# CVA Optima



## castaway (Oct 27, 2010)

I posted on here last year about my optima pro not shooting consistent and I figured it was my bullet/powder combo. The problem I am having is that when I shoot the gun at the range it will be driving tacks for a few shots then out of nowhere one shot will be off and then another. I swab the barrel after every shot multiple times, but still the same result. At the time I was shooting powerbelts I think 245 grains, 100 grains of 777 and the gun wouldnt group. Late last season I switched to the 250 grain TC bullet and it did better but still not consistent. I have shot loose and pellet 777 powder and still the same results. I have even changed scopes and still cant get the gun right, it has cost me several nice deer and I am about done with it. Has anyone had this same problem with this gun?


----------



## FrontierGander (Oct 27, 2010)

No, could be the rings/mounts.

Have you been cleaning out your flash channel? Soaking it in water doesnt do anything. You need a #32 drill bit and use your fingers and run the bit into the flash channel and cut all that nasty carbon out.


----------



## castaway (Oct 27, 2010)

Yeah the rings/mounts are the only thing left to do. How would you know if they are bad? Or is it just trial and error? I have spent so much money on this thing until I am scared to buy new ones to try out. Yeah I keep everything clean as possible.


----------



## FrontierGander (Oct 27, 2010)

trial and error.  I just finished shooting 120 bullets over 5 days out of our 30-06 only to find that the scope wasnt holding.  Boy i wish i had figured that out earlier!

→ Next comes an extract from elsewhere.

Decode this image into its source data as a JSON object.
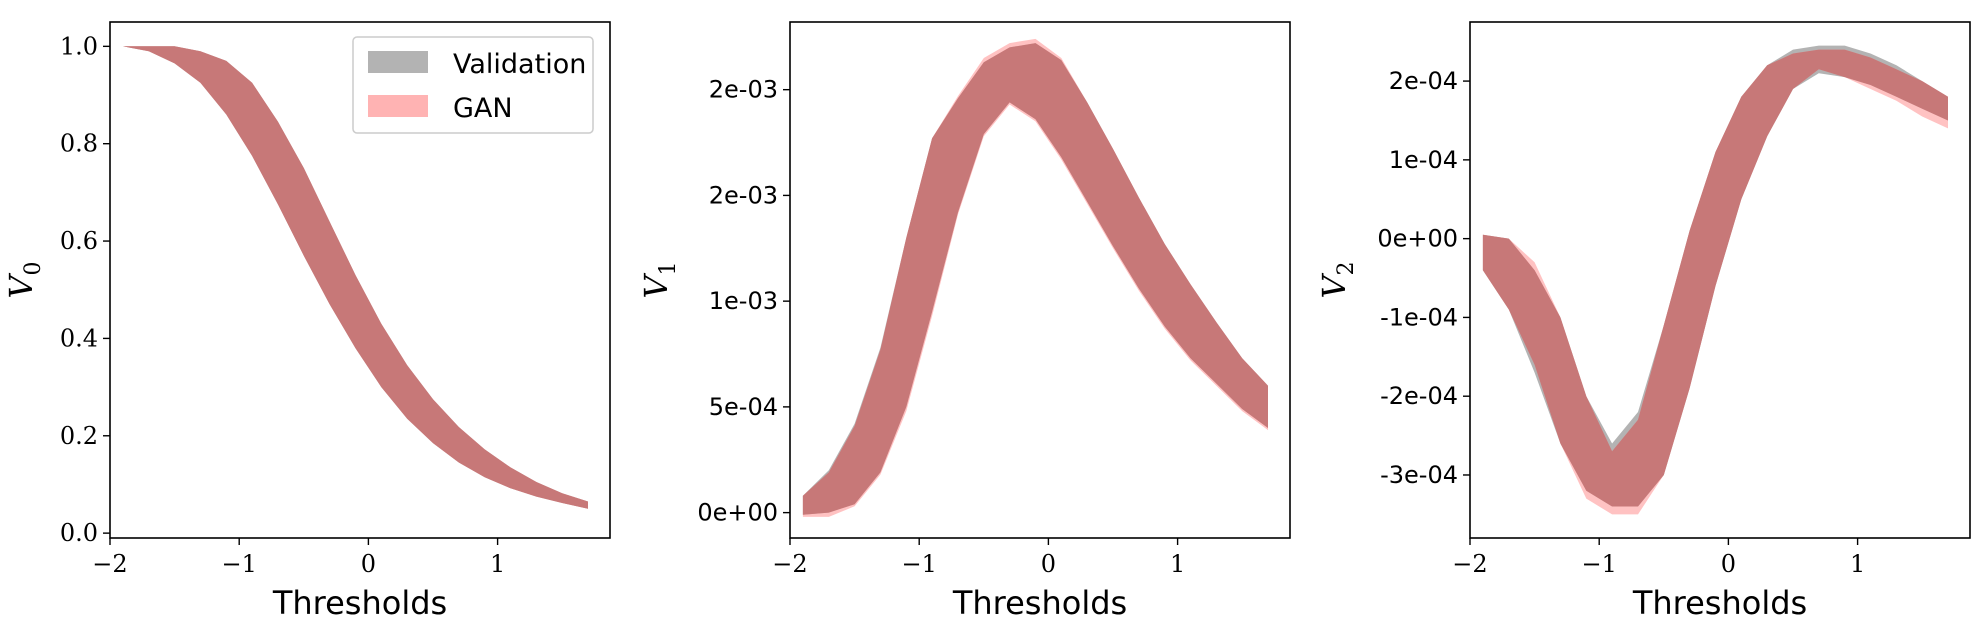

First shot would be 7" high next shot 3" lower, next shot almost touching the first.  It was consistent but you had 2 groups high and low that were 3/4" groups LOL


----------



## castaway (Oct 28, 2010)

See that sounds almost exactly what I am seeing out of my gun. It will group a few shots, the one will be way off one way and the another way the next shot. It looks like I need to look into my mounts. Thanks for the help.


----------



## la huntnfish (Oct 29, 2010)

try blackhorn powder and fiocchi primers - much more consistent


----------



## FrontierGander (Oct 29, 2010)

boy that scope that was screwy on the 30-06. i mounted it on my optima today and it was perfect. I think i had my ring caps mounted to tight. I talked to someone today and he said they only need around 17 inch lbs of torque. If you over tighten them, they can bind up the scope and throw your shots all over.  Maybe he was  right? That scope is perfect  now.


----------



## castaway (Nov 4, 2010)

FrontierGander said:


> boy that scope that was screwy on the 30-06. i mounted it on my optima today and it was perfect. I think i had my ring caps mounted to tight. I talked to someone today and he said they only need around 17 inch lbs of torque. If you over tighten them, they can bind up the scope and throw your shots all over.  Maybe he was  right? That scope is perfect  now.



I never knew that. That is interesting because my dad shoots the same gun as me and his does fine while mine is all over the place.


----------



## FireHunter174 (Nov 5, 2010)

I bought a used Optima with a scope after last season for $125.  Tried to sight it in and it wouldn't hold a group for nothing.  Took off the scope and remounted the open sights.  Now its a tac driver.  Actually, I never liked a scope on a muzzleloader anyway.  So, it worked out.


----------



## strvnfshrman (Nov 9, 2010)

I was having the same trouble but switched to Hornady XTP 240gr and 100 gr 777. It is a tack driver now and we pretty much have the same gun, I shoot a Traditions Pursuit LT. The Powerbelt's never grouped well in either my Traditions Lightning Lightweight or this one. I shot two last week and I ranged one at 100yds on the money. Right through the lungs and heart. Picture perfect. But check out what everyone else has said. Good luck


----------



## stev (Nov 9, 2010)

Are you zereoing your smoke pole @ high power to 100 yds .If you dont it will be eratic shooting .Muzzleloader scopes need to be zereoed @ high power @ 100 yds i found out .


----------



## strvnfshrman (Nov 10, 2010)

stev said:


> Are you zereoing your smoke pole @ high power to 100 yds .If you dont it will be eratic shooting .Muzzleloader scopes need to be zereoed @ high power @ 100 yds i found out .



Good info. Thanks I've never heard that before.


----------



## castaway (Nov 16, 2010)

Yeah its on high power. I may try the hornady bullets next. Only thing that puzzles me is that I have already tried two different bullets, the powerbelt and tc shockwave. Just makes me keep thinking that I may have a ring/mount issue like frontier said.


----------